Herein it is important to understand that a personal loan is also not the right tool to repay your Credit Card bills.

1. The first and foremost rule of dealing with Credit Card is to pay before the bill due date. Do not consider any sort of delays. Whether you set an SI or make NEFT payments or pay through the mobile app, you must ensure the timely payments.

2. If you have many Credit Cards, assess the interest rates on each card when you find it difficult to pay any bill on time. Consider opting for the balance transfer option for the card with a higher rate of interest. This way, you can bring down a bit of the charge.

3. If you can, convert into EMIs. The charges can be lowered, and also there is a definite way of getting the amount closed. Also, you need to find how much time it would take to close the outstanding. If you are expecting to do the same in 2 months, converting into EMI is not advisable.

4. Do not aim to use Credit Cards as and when you like. Own cards only when you have the need for the same. An active card can always be used to meet unexpected expenses or during an emergency. For one-off usage, for example, if you need to buy a bike, opt for a loan rather than swiping your Credit Card.

5. Pay more than the minimum due. Else, you will keep paying the minimum due only.

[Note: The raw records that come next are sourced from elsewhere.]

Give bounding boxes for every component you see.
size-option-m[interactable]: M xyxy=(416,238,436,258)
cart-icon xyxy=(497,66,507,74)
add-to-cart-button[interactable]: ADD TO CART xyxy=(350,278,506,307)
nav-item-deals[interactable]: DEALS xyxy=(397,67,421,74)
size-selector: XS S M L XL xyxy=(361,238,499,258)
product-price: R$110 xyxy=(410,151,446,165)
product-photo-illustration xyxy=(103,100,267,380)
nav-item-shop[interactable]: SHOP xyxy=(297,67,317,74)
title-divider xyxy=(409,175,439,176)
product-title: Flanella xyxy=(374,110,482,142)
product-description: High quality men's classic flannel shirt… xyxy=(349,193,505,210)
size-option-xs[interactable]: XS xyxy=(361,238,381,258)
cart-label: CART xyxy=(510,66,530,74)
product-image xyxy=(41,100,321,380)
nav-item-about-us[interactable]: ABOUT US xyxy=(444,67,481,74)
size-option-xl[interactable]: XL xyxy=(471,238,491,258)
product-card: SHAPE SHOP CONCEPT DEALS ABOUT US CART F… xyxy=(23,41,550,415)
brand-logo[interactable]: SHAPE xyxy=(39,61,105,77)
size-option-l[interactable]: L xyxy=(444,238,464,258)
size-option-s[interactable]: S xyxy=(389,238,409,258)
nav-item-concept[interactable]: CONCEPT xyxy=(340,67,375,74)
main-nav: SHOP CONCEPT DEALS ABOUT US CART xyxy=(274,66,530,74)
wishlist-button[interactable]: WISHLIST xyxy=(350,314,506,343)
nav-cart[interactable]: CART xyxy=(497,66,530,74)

Do not say yes to all the offers which promise you to sell the best Credit Cards. It can be a tempting offer but can worry you in the long run. Always keep a tab on what you do. Do not get Add On cards on all the Credit Cards. There are high chances of missing the payment due, and if your spouse or kids use the same, do not fail to keep a tab on it. You should also check the messages from the Credit Card companies about the purchases. This can help you keep away from the worry of fraudulent activities.